和哉が春くんの靴をきちんと揃え、春くんの荷物も抱えてそれに続く。
それも、すっかりお馴染みの光景だ。
「楓、これお土産」
凪と櫂を春くんに任せて、キッチンへ入ろうとした俺に、和哉がケーキの箱を差し出してきた。
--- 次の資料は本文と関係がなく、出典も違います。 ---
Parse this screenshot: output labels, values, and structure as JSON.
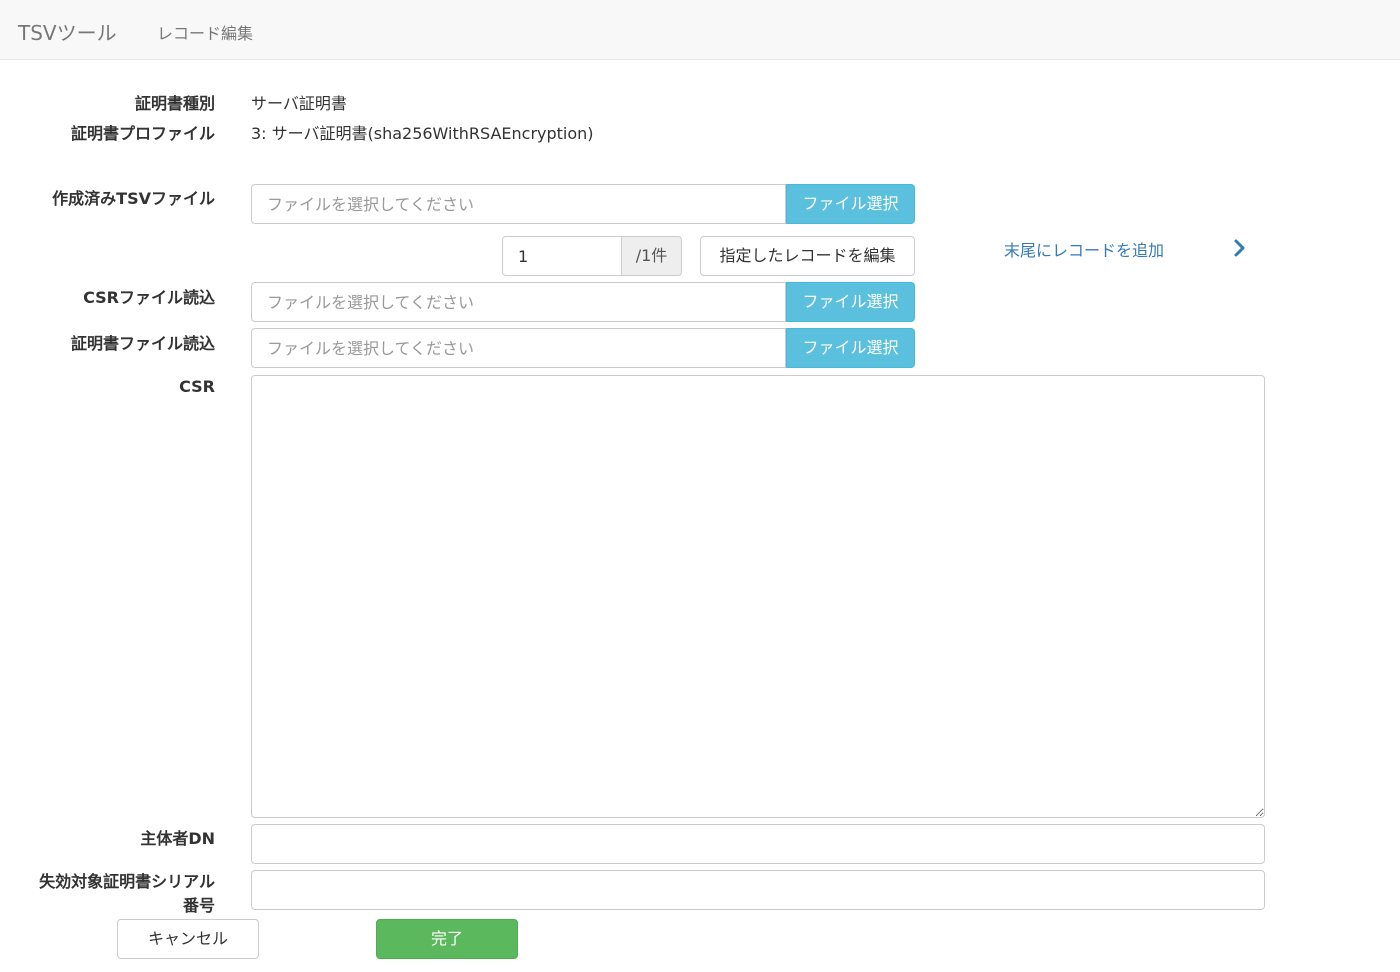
{
  "navbar": {
    "brand": "TSVツール",
    "link": "レコード編集"
  },
  "info": {
    "cert_type_label": "証明書種別",
    "cert_type_value": "サーバ証明書",
    "cert_profile_label": "証明書プロファイル",
    "cert_profile_value": "3: サーバ証明書(sha256WithRSAEncryption)"
  },
  "tsv_file": {
    "label": "作成済みTSVファイル",
    "placeholder": "ファイルを選択してください",
    "button": "ファイル選択"
  },
  "record": {
    "value": "1",
    "total": "/1件",
    "edit_button": "指定したレコードを編集",
    "append_link": "末尾にレコードを追加"
  },
  "csr_file": {
    "label": "CSRファイル読込",
    "placeholder": "ファイルを選択してください",
    "button": "ファイル選択"
  },
  "cert_file": {
    "label": "証明書ファイル読込",
    "placeholder": "ファイルを選択してください",
    "button": "ファイル選択"
  },
  "csr": {
    "label": "CSR",
    "value": ""
  },
  "subject_dn": {
    "label": "主体者DN",
    "value": ""
  },
  "revoke_serial": {
    "label": "失効対象証明書シリアル番号",
    "value": ""
  },
  "actions": {
    "cancel": "キャンセル",
    "done": "完了"
  },
  "colors": {
    "info_button": "#5bc0de",
    "success_button": "#5cb85c",
    "link": "#337ab7"
  },
  "icons": {
    "append": "chevron-right-icon"
  }
}
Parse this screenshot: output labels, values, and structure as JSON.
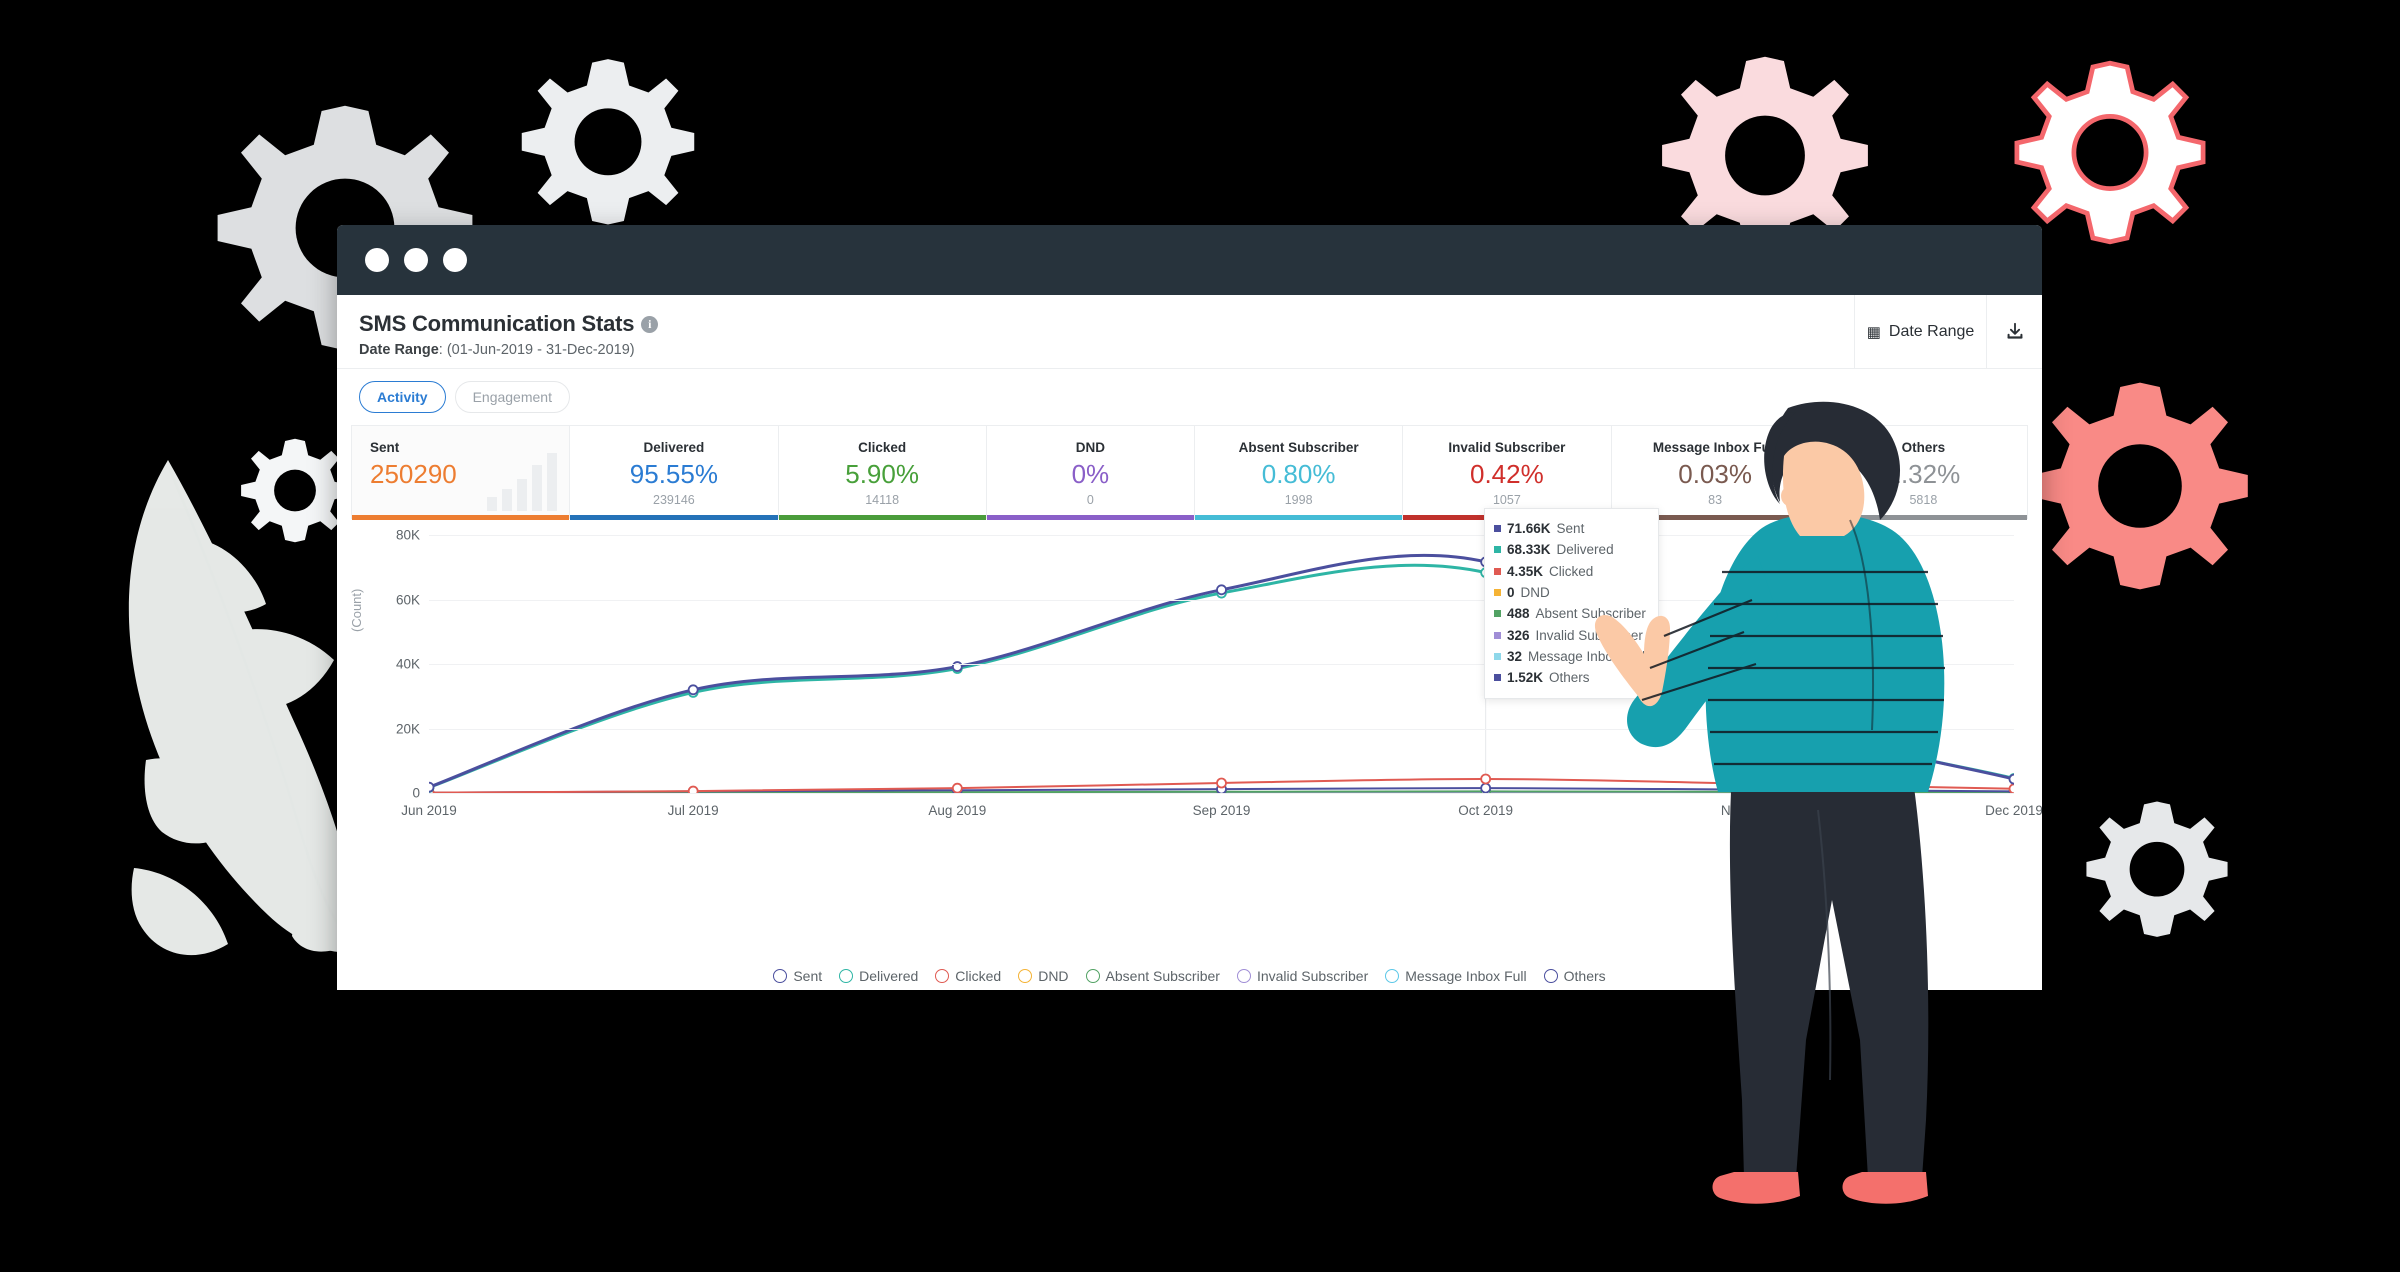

「うわ!パティスリーササキのケーキじゃん!久しぶり!」
「あなた、好きだったでしょ?」
「うん!覚えててくれたの?」
「まぁ…」
「ありがとう。嬉しい」
照れ臭そうに目を逸らす和哉が可愛いなぁと思いつつ、箱を開けると、中には色鮮やかなケーキが4つ。
「それ、苺とチョコが楓用。蓮さんは、こっち」
そう言って、今度はウイスキーの瓶を俺に渡す。
「いろいろありがと、和哉」
「いえ…夕飯の準備、俺も手伝いますよ。なにをすればいいですか?」
「ええっ…悪いからいいよ!和哉たちの分は買ってきてるんでしょ?」
「そうなんですけど、向こうにいてもやること無さそうなんで」
チラリとリビングに向けられた視線を追いかけると、春くんと櫂はおもちゃで遊んでて。
凪はいつの間にか蓮くんの膝の上に座って、テレビを見てた。
「…だね。じゃ、フライパンの火を着けて、このタレを肉に絡めてくれる?」
「了解です」
ほのぼのとしたリビングの空気を感じながら、二人で並んで料理の仕上げにかかる。
「ふふっ…うちの子どもたち、春くんのこと本当に好きだよね」
「脳みそのレベルが一緒だからじゃないですか?」
「またそんなこと言って…和哉のことだって、大好きだよ?」
「…そうですか」
「那智さんも誉さんも、伊織さんも亮一さんも紫音先生のことも大好きで…みんなすごく可愛がってくれるから。凪なんて、みんな同じように『ぱー』って呼ぶの。もしかして、全員パパだと思ってるんじゃないかって、蓮くんちょっとムッとしてたんたけど」
「それは…可能性ありですね」
俺の言葉にくすっと笑った和哉は、すごく柔らかい表情をしてて。
あんまり見たことのない顔に少し驚きつつ、でもなんだか心がふんわりと温かくなって。
「…なんで笑ってるんですか?」
「なんでもない」
「…そうですか」
痛いくらいの視線を感じつつ、ついつい頬が緩んだ。